I sensed a mutual nervousness when Dr. B came to my room. First we discussed the contractions that had started and stopped. Then he noted that my blood pressure was back down and that the baby was checking out fine. Maybe because things seemed to be going our way, I felt emboldened to say, “It’s funny to me that when she first recommended induction, Dr. C said my baby could die. But then, when I started speaking to her in informed terms about why I wanted to avoid it, there were suddenly other options for us to consider.”
Of course, Dr. B was inclined to defend his colleague. And he did so rather convincingly, explaining that even though there may be only a 0.5% chance of the baby dying, no doctor wants to deliver that dead baby. And then he got a bit more defensive, which led to a long lecture about big babies and the perils of shoulder dystocia. Eventually, Dan found a break in the rant and asked, “Where do we go from here?”
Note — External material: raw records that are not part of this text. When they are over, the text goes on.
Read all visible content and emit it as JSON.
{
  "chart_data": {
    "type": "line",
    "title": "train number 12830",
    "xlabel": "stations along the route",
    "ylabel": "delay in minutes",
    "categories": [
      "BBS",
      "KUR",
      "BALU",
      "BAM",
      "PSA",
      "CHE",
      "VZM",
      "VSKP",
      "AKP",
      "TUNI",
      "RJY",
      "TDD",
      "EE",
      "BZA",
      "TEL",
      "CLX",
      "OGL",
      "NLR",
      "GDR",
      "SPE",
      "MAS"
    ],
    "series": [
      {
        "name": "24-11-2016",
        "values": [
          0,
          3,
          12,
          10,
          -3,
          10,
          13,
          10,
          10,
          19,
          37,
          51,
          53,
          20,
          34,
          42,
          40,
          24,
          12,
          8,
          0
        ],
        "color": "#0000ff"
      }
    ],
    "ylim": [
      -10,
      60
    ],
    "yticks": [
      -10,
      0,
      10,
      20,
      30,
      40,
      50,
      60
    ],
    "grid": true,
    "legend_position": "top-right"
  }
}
And for the first time in week 40, we reached an agreement that I could comfortably honor – if peanut hadn’t arrived by Friday, I would return for another round of NST monitoring and an ultrasound. If she didn’t arrive over the weekend, I would go in for an induction on Sunday, October 30. Before meeting with Dr. B, I had spoken to a friend who had managed to labor on Pitocin without getting an epidural. I asked him if I would have the option of doing the same. He sort of rolled his eyes, sunk into his chair and said, “I mean, you can do whatever you want.”
Again, language is revealing. Granted, he said it in that kinda jerky, “Sure, you can jump off a bridge just because your friends are doing it, “ sort of way. But the point is that those words came out of his mouth. And though I already knew the statement to be objectively true, to finally hear it from a medical professional seemed a glorious turn of events. And as far as agreeing to the eventual induction was concerned, I truly felt okay with that choice. One way or another, I was almost done with the long doctor’s visits and the excess monitoring. I was grateful to have a few days to recover my good spirits and regain my mental and physical fortitude. If I were going to experience Pitocin without an epidural, I’d need it.
Dan made fried chicken and buttermilk biscuits for dinner that night, and I ate with a pregnant glee I hadn’t felt in days. Dan, M and I enjoyed a lovely meal, with lots of joking and fun story-telling. At the end of Week 40, I finally felt just fine, both physically and emotionally.
And in one week or less, I would finally be meeting my daughter!